Isolates positive for any resistance determinant or int gene were further studied by extraction of the relevant Velvet contig from the BIGS database and comparison to the genomes of the pneumococcal reference strains R6 and PMEN1 (Genbank accession no. AE007317.1 and NC_011900.1, respectively) using the Artemis Comparison Tool (ACT) [45]. Candidate genetic elements were identified as those which contained one or more of the resistance determinants of interest (i.e. tet(M), cat, erm(B) and mef(A/E)) and/or int genes, and were not similar to any region of the R6 genome, which does not contain any Tn916/Tn5252-like ICEs. Candidate Tn916-like and/or Tn5252-like elements were further identified as those which showed similarity to the Tn916 and/or Tn5252-like regions of the PMEN1 reference ICE, ICESp 23FST81 [12]. Regions of the resistant determinant/int-containing contigs that did not show similarity to any part of the R6 genome or PMEN1 ICE were extracted and queried against the Genbank database by BLASTn. Sequences representing the best BLAST matches were retrieved from the database for further comparison using ACT.

Identification of additional ICE regions and genome integration sites

When a single Velvet contig contained putative ICE sequences plus regions showing similarity to the R6 reference genome, the latter were considered to represent the genomic flanking regions of the ICE. Consequently putative ICE genomic integration sites were identified by reference to the R6 genome annotation.

When genomic flanking sequences were not contiguous to the putative ICE sequences, SMALT [46] was used to map Illumina sequence reads to the Velvet consensus assembly. Mapped assemblies were converted to a gap5 database [47]. Illumina reads that mapped to the ends of the putative ICE-containing contigs were checked for the location of their corresponding paired reads. This enabled the identification of consensus assembly contigs representing the adjacent region(s) of the genome. Comparison of these contigs to the R6 genome using ACT identified the putative ICE integration sites. Sequences which were not similar to the R6 genome were considered additional ICE regions and were queried against the Genbank database by BLAST.

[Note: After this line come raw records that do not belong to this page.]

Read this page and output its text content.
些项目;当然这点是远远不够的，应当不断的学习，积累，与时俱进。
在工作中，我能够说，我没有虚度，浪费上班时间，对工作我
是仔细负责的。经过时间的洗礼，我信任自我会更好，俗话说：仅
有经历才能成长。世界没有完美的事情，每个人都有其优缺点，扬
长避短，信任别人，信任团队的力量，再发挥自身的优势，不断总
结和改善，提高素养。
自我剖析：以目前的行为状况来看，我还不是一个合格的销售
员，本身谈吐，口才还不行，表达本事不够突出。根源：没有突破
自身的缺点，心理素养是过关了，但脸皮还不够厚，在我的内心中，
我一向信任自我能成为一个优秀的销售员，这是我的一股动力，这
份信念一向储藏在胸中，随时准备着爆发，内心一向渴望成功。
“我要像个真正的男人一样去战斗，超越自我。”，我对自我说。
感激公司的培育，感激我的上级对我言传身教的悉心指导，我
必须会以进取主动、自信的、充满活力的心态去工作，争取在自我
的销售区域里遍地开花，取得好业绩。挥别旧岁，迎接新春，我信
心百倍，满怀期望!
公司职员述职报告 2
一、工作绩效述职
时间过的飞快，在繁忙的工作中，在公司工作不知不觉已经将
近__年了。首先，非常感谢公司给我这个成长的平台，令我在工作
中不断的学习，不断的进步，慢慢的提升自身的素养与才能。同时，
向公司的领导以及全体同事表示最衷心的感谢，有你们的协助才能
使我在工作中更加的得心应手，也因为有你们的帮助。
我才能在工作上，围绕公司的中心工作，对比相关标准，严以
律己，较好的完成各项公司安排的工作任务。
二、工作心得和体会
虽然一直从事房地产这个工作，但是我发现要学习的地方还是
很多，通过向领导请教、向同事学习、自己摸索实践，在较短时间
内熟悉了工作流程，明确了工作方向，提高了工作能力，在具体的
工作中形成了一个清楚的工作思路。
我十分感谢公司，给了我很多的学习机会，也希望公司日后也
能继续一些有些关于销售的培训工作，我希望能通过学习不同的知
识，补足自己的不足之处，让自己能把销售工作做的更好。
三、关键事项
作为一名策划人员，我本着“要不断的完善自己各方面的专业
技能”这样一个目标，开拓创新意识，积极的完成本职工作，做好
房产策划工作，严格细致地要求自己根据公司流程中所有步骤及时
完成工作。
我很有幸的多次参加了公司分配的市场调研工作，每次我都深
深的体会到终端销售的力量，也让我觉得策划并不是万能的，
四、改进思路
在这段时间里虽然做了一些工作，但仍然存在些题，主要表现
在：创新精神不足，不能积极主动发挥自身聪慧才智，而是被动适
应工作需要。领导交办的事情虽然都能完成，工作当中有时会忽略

Association of the original ICE assembly contigs, additional putative ICE contigs and/or the putative genomic flanking region contigs was confirmed by standard PCR amplification in 25 μl reaction volumes followed by agarose gel electrophoresis (primers available upon request). Conventional Sanger sequencing was used to close sequence gaps within putative ICEs. PCR products to be used for Sanger sequencing were precipitated with 60 μl of 20% PEG (polyethylene glycolate) / 2.5 M NaCl and washed with 70% ETOH. Sequencing was completed as described previously [27].

Prediction of genes and Tn916 sequence comparison

Putative genes were predicted using Prodigal [48]. Where possible, putative functions were assigned by BLAST match to sequences deposited in Genbank. Tn916 sequence regions were aligned by MUSCLE [43] and imported to MEGA5 [44] for visual inspection / sequence identity calculation.